Анна, извини меня за это дополнение, но так уж получилось.
Манфред».
«Н., 16 июля
Дорогая Анна,
четыре дня я не прикасался к авторучке. Буквально с ног валился. У меня такое ощущение, словно меня скалками исколотили. Исследования я прошел, связаны они были с малоприятными манипуляциями. Ну, теперь конец, исследования были нужны врачам — специалистам и Иоахиму, которые считают, что без этого не добраться до сути проблемы.

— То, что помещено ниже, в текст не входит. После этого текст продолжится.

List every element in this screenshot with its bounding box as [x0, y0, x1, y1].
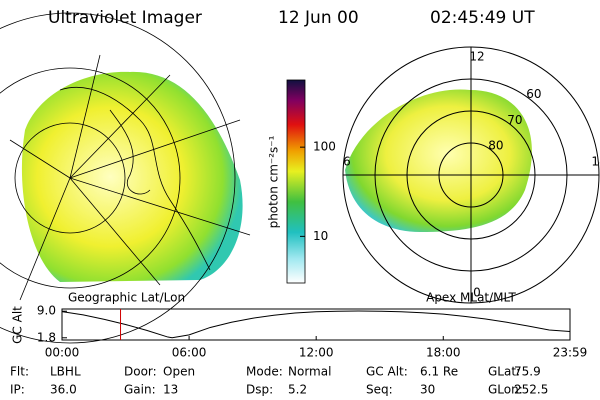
mlt-label: 18: [591, 155, 600, 169]
x-tick-label: 00:00: [45, 346, 80, 360]
colorbar-tick-label: 10: [313, 229, 328, 243]
info-panel: Flt: LBHL Door: Open Mode: Normal GC Alt: 6.1 R…: [10, 365, 548, 397]
info-value: 5.2: [288, 383, 307, 397]
y-axis-label: GC Alt: [11, 306, 25, 344]
y-tick-label: 1.8: [37, 330, 56, 344]
x-tick-label: 12:00: [299, 346, 334, 360]
info-value: 6.1 Re: [420, 365, 458, 379]
info-label: GLat:: [488, 365, 520, 379]
info-value: Normal: [288, 365, 331, 379]
colorbar-label: photon cm⁻²s⁻¹: [267, 135, 281, 228]
info-label: GLon:: [488, 383, 523, 397]
info-label: Dsp:: [246, 383, 273, 397]
colorbar: [286, 79, 306, 284]
x-tick-label: 06:00: [172, 346, 207, 360]
map-label: Geographic Lat/Lon: [68, 291, 185, 305]
info-label: Gain:: [124, 383, 156, 397]
x-tick-label: 18:00: [426, 346, 461, 360]
date: 12 Jun 00: [278, 8, 359, 28]
polar-plot: 807060121860: [342, 46, 600, 304]
info-value: Open: [163, 365, 195, 379]
ring-label: 70: [507, 113, 522, 127]
info-label: Flt:: [10, 365, 29, 379]
ring-label: 60: [526, 87, 541, 101]
altitude-line: [61, 310, 571, 339]
info-value: 36.0: [50, 383, 77, 397]
mlt-label: 12: [469, 50, 484, 64]
colorbar-tick-label: 100: [313, 140, 336, 154]
x-tick-label: 23:59: [553, 346, 588, 360]
geo-map: Geographic Lat/Lon: [0, 12, 251, 344]
mlt-label: 6: [343, 155, 351, 169]
info-value: 75.9: [514, 365, 541, 379]
title: Ultraviolet Imager: [48, 8, 202, 28]
info-value: 252.5: [514, 383, 548, 397]
polar-label: Apex MLat/MLT: [426, 291, 516, 305]
info-label: GC Alt:: [366, 365, 408, 379]
ring-label: 80: [488, 139, 503, 153]
mlt-label: 0: [473, 286, 481, 300]
info-label: Door:: [124, 365, 157, 379]
info-value: 30: [420, 383, 435, 397]
info-value: LBHL: [50, 365, 81, 379]
plot-frame: [61, 308, 571, 341]
y-tick-label: 9.0: [37, 304, 56, 318]
time: 02:45:49 UT: [430, 8, 535, 28]
info-label: IP:: [10, 383, 25, 397]
info-value: 13: [163, 383, 178, 397]
info-label: Seq:: [366, 383, 393, 397]
info-label: Mode:: [246, 365, 283, 379]
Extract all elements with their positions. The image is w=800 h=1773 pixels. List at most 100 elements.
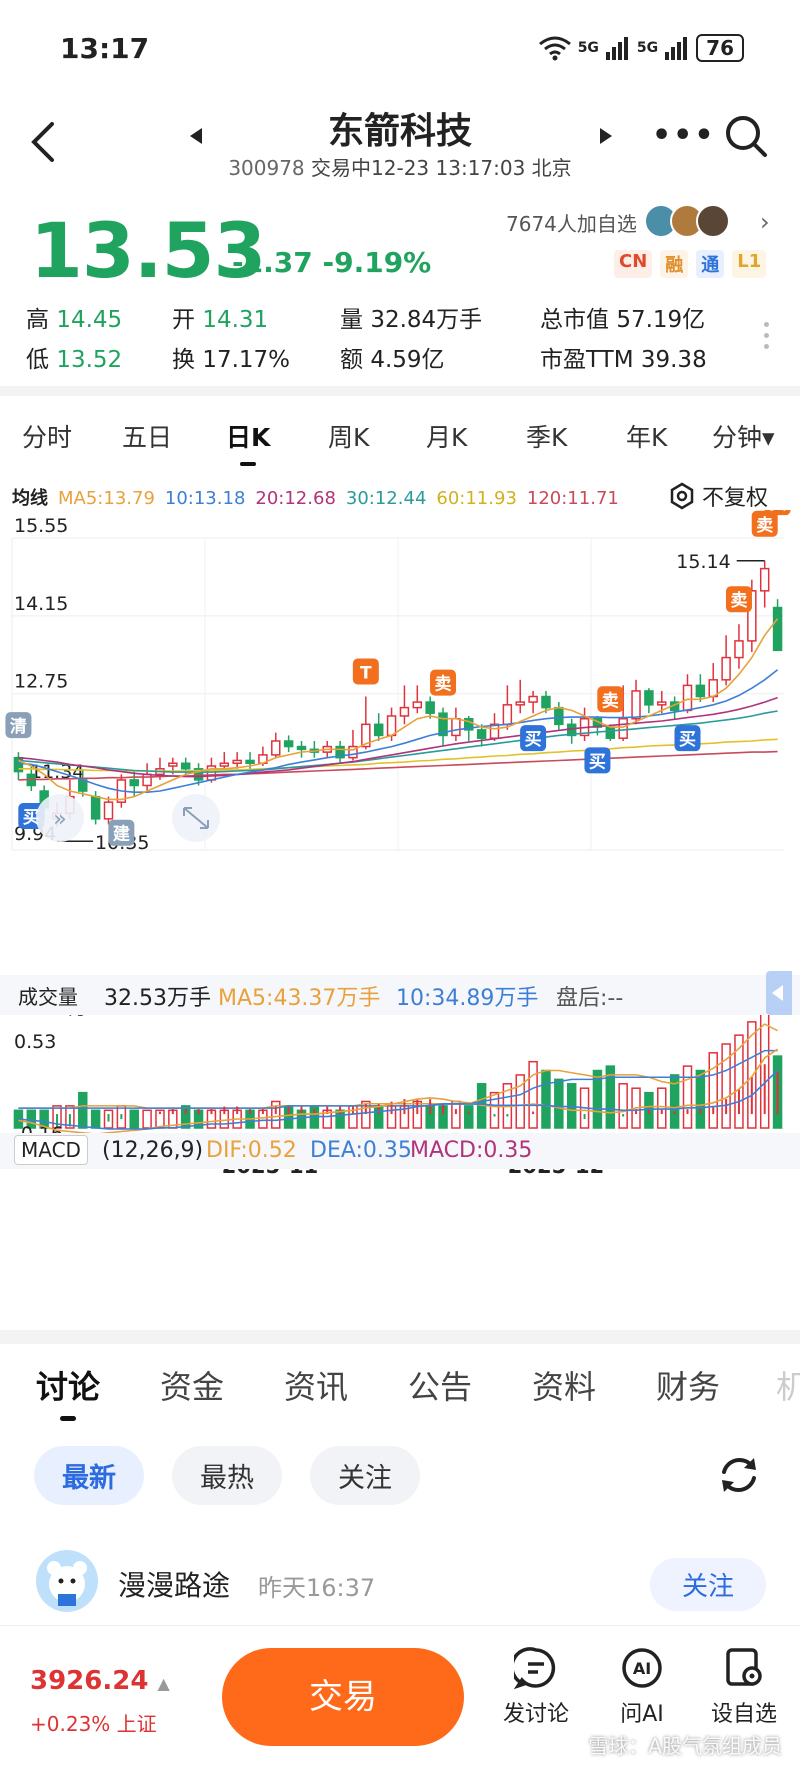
index-value[interactable]: 3926.24 ▲ bbox=[30, 1666, 170, 1696]
volume-bar bbox=[129, 1109, 139, 1129]
tab-quarterly[interactable]: 季K bbox=[526, 423, 568, 452]
tab-announcements[interactable]: 公告 bbox=[408, 1368, 473, 1406]
macd-params: (12,26,9) bbox=[102, 1138, 204, 1163]
volume-bar bbox=[515, 1074, 525, 1129]
expand-stats-icon[interactable] bbox=[764, 316, 770, 355]
tab-intraday[interactable]: 分时 bbox=[22, 423, 73, 452]
chevron-right-icon[interactable]: › bbox=[760, 208, 770, 236]
price-axis-label: 12.75 bbox=[14, 671, 68, 693]
candle bbox=[386, 715, 397, 737]
post-discussion-button[interactable]: 发讨论 bbox=[486, 1646, 586, 1728]
trade-button[interactable]: 交易 bbox=[222, 1648, 464, 1746]
price-axis-label: 14.15 bbox=[14, 593, 68, 615]
next-stock-icon[interactable] bbox=[600, 128, 612, 144]
volume-value: 32.53万手 bbox=[104, 986, 211, 1011]
candle bbox=[734, 640, 744, 659]
tab-yearly[interactable]: 年K bbox=[626, 423, 668, 452]
signal-badge bbox=[108, 819, 135, 846]
candle bbox=[554, 706, 564, 726]
signal-badge bbox=[751, 510, 778, 537]
status-time: 13:17 bbox=[60, 32, 150, 65]
filter-latest[interactable]: 最新 bbox=[34, 1446, 144, 1505]
current-price: 13.53 bbox=[30, 206, 266, 295]
tab-profile[interactable]: 资料 bbox=[532, 1368, 597, 1406]
signal-label: 买 bbox=[525, 730, 542, 750]
filter-following[interactable]: 关注 bbox=[310, 1446, 420, 1505]
watermark: 雪球：A股气氛组成员 bbox=[588, 1734, 782, 1758]
stock-name: 东箭科技 bbox=[327, 111, 472, 152]
signal-label: 卖 bbox=[756, 515, 773, 536]
candle bbox=[245, 759, 255, 764]
tab-more[interactable]: 机 bbox=[776, 1368, 800, 1406]
candle bbox=[296, 745, 307, 751]
more-icon[interactable]: ••• bbox=[652, 118, 716, 153]
kline-chart[interactable]: 15.5514.1512.759.9411.3415.1410.35清买建T卖买… bbox=[0, 510, 800, 1330]
candle bbox=[464, 717, 474, 731]
candle bbox=[476, 729, 487, 739]
filter-hot[interactable]: 最热 bbox=[172, 1446, 282, 1505]
price-axis-label: 15.55 bbox=[14, 515, 68, 537]
volume-bar bbox=[734, 1034, 744, 1129]
follow-button[interactable]: 关注 bbox=[649, 1558, 766, 1611]
candle bbox=[772, 606, 783, 652]
tab-financials[interactable]: 财务 bbox=[656, 1368, 721, 1406]
follower-count[interactable]: 7674人加自选 bbox=[506, 212, 637, 236]
tab-minute[interactable]: 分钟▾ bbox=[712, 423, 775, 452]
candle bbox=[283, 740, 294, 748]
follower-avatars[interactable] bbox=[644, 204, 730, 238]
avatar bbox=[696, 204, 730, 238]
net-5g-2: 5G bbox=[636, 40, 659, 56]
bear-avatar-icon bbox=[36, 1550, 98, 1612]
tab-funds[interactable]: 资金 bbox=[160, 1368, 225, 1406]
change-pct: -9.19% bbox=[322, 246, 432, 279]
stat-pe: 市盈TTM 39.38 bbox=[540, 347, 707, 373]
add-watchlist-button[interactable]: 设自选 bbox=[694, 1646, 794, 1728]
price-change: -1.37 -9.19% bbox=[232, 246, 431, 279]
tab-weekly[interactable]: 周K bbox=[328, 423, 370, 452]
tab-discussion[interactable]: 讨论 bbox=[36, 1362, 100, 1421]
tab-5day[interactable]: 五日 bbox=[122, 423, 173, 452]
candle bbox=[541, 695, 551, 709]
stock-status: 300978 交易中12-23 13:17:03 北京 bbox=[0, 152, 800, 181]
candle bbox=[399, 706, 410, 717]
refresh-icon[interactable] bbox=[716, 1452, 762, 1498]
signal-icon bbox=[665, 37, 688, 60]
wifi-icon bbox=[538, 36, 571, 61]
net-5g-1: 5G bbox=[577, 40, 599, 56]
signal-badge bbox=[5, 712, 32, 739]
candle bbox=[451, 717, 461, 737]
candle bbox=[193, 768, 204, 781]
prev-stock-icon[interactable] bbox=[190, 128, 202, 144]
tab-news[interactable]: 资讯 bbox=[284, 1368, 349, 1406]
tab-monthly[interactable]: 月K bbox=[426, 423, 468, 452]
tag-cn: CN bbox=[614, 250, 653, 278]
index-change[interactable]: +0.23% 上证 bbox=[30, 1712, 157, 1736]
volume-bar bbox=[721, 1043, 731, 1129]
adjust-toggle[interactable]: 不复权 bbox=[668, 480, 768, 512]
signal-label: 买 bbox=[589, 752, 606, 772]
candle bbox=[348, 745, 358, 759]
ma120-line bbox=[18, 750, 778, 781]
avatar[interactable] bbox=[36, 1550, 98, 1612]
ma-legend: 均线 MA5:13.79 10:13.18 20:12.68 30:12.44 60:11… bbox=[12, 484, 629, 510]
volume-bar bbox=[528, 1060, 538, 1129]
ask-ai-button[interactable]: AI 问AI bbox=[592, 1646, 692, 1728]
candle bbox=[631, 690, 641, 720]
back-icon[interactable] bbox=[24, 112, 64, 172]
signal-label: 卖 bbox=[769, 510, 786, 514]
post-username[interactable]: 漫漫路途 bbox=[118, 1569, 231, 1602]
macd-axis-label: 0.53 bbox=[14, 1031, 56, 1053]
collapse-panel-button[interactable] bbox=[766, 971, 792, 1015]
tab-daily[interactable]: 日K bbox=[226, 418, 270, 466]
stock-code: 300978 bbox=[228, 156, 305, 180]
volume-bar bbox=[541, 1069, 551, 1129]
candle bbox=[361, 723, 371, 748]
post-item[interactable]: 漫漫路途 昨天16:37 关注 bbox=[36, 1550, 766, 1620]
macd-legend: MACD (12,26,9) DIF:0.52 DEA:0.35 MACD:0.… bbox=[0, 1133, 800, 1169]
volume-ma10: 10:34.89万手 bbox=[396, 986, 539, 1011]
macd-label[interactable]: MACD bbox=[14, 1135, 88, 1165]
tag-l1: L1 bbox=[732, 250, 767, 278]
ma120-value: 120:11.71 bbox=[526, 488, 619, 509]
ai-icon: AI bbox=[622, 1648, 662, 1688]
search-icon[interactable] bbox=[722, 112, 770, 160]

И все же, когда я сижу перед Иоахимом у его письменного стола, вижу, как он перелистывает мою историю болезни — а она день ото дня устрашающе пухнет, — я с грустью думаю, как хорошо, что до сих пор у меня, собственно говоря, подобных «историй» не было. Быстро все иной раз меняется. Хотел бы отнестись к происходящему как к чему-то забавному, с юмором, да не очень получается.
Иоахим бережно и деликатно старается подготовить меня к мысли, что мне придется перестроить свою жизнь, а это вызывает у меня настороженность. Что он имеет в виду? Какая перестройка ожидает меня? Какое-то время работать вполсилы? Или всегда? Довольно скучная предстоит жизнь. Все во мне восстает против этого. Но мне еще ничего не сказали. Ничего определенного. Сейчас они уточняют мой диагноз и потому не торопятся объясняться со мной. Только намекают, к примеру вот так: что ж, уважаемый, придется нам настроиться на умеренность во всем.
Умеренность? Может быть, в еде? Ем я с удовольствием, особенно острые блюда. Может быть, в питье? Ни пива, ни водки, ни рюмочки вина? К черту, что это за жизнь! Лучше пусть меня сейчас же засушат. А может, мне и любовь запретят? Тогда я поселюсь в пустыне и по ночам стану считать звезды. А если они объявят меня инвалидом? Что тогда? Я же еще ничего в своей жизни не достиг. Я же, глупец и зазнайка, до сих пор плескался лишь на поверхности жизни. И сам я на поверку оказался совсем, совсем другим. Мне везде, если я того хотел, удавалось производить впечатление. Усилий мне это не стоило. Как часто на совещаниях я только для того брал слово, чтобы еще раз покрасоваться, — и почти всегда имел успех, мне, к примеру, часто удавалось загнать Штребелова в угол или разозлить его. А что из всего этого вышло? Ах, Юст, ах, человек выдающийся, особенный, он всегда приготовит для нас сюрприз. А я был всего-навсего самодовольным и тщеславным мальчишкой.